Avantages : le théâtre d’intervention, c’est le genre qui paie actuellement en Rd.Congo, mais malheureusement sur place, il n’y a pas des mécènes, il n’y a des sponsors, ni des subventions au niveau de l’Etat pour le théâtre. Mais ce qui est vrai, le théâtre qui fait vivre les troupes théâtrales, c’est le théâtre d’intervention. Les avantages qu’on trouve dans ce genre de théâtre, c’est grâce à l’appui des partenaires étrangers tels que le Centre Wallonie-Bruxelles, le Centre culturel français et d’autres ambassades en RD Congo qui soutiennent le théâtre joué en salle. C’est dans ce sens que le théâtre d’intervention fait vivre son homme.

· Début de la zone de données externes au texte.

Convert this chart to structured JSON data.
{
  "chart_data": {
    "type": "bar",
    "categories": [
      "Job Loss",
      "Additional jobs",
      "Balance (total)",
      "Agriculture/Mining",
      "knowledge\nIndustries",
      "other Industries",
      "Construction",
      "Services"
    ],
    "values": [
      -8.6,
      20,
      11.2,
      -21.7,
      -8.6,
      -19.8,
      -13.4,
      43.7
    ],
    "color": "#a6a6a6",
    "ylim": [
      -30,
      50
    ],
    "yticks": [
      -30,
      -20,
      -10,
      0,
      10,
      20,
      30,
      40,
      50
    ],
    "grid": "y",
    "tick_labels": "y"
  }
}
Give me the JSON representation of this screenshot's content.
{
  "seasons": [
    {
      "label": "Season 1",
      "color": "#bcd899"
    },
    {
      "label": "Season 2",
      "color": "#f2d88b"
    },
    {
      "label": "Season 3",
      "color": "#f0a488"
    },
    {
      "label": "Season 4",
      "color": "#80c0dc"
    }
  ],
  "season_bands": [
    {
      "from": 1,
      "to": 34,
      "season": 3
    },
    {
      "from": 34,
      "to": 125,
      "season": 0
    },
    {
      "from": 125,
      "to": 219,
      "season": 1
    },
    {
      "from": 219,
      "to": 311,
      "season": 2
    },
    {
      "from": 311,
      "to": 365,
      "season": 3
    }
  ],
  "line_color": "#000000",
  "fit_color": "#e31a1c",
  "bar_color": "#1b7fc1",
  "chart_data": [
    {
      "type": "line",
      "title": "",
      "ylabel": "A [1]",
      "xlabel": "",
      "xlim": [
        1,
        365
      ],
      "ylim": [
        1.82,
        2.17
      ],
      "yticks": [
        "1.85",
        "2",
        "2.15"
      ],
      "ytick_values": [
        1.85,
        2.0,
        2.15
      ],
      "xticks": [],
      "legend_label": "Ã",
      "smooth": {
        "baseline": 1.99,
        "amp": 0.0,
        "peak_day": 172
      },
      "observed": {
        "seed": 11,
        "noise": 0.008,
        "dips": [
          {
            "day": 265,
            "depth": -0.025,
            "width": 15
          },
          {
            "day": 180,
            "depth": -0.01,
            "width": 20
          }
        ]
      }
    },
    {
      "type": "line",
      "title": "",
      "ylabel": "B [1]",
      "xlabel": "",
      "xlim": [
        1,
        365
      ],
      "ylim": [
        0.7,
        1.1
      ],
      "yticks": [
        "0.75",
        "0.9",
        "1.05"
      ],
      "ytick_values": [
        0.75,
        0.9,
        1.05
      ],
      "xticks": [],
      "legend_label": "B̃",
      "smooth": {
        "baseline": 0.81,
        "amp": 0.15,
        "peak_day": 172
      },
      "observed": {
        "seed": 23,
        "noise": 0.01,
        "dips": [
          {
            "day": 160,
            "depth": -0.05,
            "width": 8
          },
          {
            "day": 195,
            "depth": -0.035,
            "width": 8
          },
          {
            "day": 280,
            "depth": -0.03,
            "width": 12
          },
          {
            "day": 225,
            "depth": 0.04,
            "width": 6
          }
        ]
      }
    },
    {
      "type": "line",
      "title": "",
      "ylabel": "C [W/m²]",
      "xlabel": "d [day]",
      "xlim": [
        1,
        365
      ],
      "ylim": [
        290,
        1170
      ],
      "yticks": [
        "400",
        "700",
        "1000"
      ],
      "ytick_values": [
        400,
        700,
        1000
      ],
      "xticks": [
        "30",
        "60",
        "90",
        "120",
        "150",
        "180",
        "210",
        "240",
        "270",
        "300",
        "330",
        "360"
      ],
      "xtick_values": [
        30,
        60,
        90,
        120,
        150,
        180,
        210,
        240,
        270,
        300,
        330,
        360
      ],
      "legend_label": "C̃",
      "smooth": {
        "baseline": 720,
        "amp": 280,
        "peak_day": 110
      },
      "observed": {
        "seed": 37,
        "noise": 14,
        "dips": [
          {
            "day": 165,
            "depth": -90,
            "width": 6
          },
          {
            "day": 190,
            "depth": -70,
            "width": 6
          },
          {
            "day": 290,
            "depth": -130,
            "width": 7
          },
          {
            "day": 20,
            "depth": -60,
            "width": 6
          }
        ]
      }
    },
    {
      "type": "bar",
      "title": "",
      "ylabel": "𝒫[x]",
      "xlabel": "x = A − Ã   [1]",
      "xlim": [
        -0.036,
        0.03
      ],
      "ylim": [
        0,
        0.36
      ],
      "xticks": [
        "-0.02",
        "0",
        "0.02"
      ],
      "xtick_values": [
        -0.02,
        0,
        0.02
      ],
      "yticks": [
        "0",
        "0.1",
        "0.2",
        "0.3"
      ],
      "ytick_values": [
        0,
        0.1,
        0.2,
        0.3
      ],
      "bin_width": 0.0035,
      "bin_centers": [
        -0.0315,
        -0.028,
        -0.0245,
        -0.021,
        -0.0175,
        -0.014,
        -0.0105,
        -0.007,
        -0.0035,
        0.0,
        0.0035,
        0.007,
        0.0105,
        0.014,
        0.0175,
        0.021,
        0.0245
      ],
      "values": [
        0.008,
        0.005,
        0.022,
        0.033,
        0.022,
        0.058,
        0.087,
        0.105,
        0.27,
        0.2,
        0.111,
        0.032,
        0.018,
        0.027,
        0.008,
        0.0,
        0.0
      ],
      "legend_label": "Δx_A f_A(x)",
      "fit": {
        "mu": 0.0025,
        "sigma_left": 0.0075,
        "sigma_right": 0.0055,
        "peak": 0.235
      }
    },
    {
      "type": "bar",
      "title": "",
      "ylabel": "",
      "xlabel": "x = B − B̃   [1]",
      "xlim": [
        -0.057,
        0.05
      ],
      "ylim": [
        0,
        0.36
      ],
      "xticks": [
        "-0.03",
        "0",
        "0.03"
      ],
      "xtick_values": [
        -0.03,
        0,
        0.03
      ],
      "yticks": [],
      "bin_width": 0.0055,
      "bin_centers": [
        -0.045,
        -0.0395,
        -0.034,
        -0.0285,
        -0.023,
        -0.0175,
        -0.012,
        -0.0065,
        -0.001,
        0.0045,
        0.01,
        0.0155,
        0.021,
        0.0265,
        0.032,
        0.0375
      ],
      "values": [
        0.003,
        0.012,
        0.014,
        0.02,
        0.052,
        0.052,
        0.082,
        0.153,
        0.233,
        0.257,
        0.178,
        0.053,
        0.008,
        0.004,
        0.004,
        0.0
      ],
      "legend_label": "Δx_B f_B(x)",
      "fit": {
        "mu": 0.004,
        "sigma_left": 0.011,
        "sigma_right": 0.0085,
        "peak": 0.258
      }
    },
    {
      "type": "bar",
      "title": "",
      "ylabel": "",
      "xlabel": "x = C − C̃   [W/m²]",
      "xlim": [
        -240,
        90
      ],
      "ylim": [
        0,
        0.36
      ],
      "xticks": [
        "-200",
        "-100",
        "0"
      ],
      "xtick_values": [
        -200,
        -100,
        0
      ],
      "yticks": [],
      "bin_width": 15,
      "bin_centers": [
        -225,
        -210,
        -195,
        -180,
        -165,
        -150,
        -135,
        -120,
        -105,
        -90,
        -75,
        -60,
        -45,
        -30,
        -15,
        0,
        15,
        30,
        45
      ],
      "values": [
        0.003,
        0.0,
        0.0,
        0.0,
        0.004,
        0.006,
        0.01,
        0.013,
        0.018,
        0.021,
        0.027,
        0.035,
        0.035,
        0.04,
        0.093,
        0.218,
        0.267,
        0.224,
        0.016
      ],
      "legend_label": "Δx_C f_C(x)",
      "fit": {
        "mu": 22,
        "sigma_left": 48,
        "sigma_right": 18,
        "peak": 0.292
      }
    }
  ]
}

Les désavantages: Beaucoup de structures qui s’illustrent dans le théâtre d’intervention. Ils le font en opportuniste. Ils attendent qu’il ait un financement à gauche et à droite pour monter un spectacle rapidement Les partenaires aussi qui nous sollicitent, ne considèrent pas le théâtre comme un outil de communication efficace. Ils viennent chercher la troupe à la dernière minute pour monter quelque chose en toute hâte. Et souvent l’aspect esthétique est négligé dans ce genre de théâtre. Et enfin, le responsable de troupes de théâtre pour la plupart ne paye pas leurs acteurs. C’est ces désavantages qui bloquent l’évolution du théâtre d’intervention.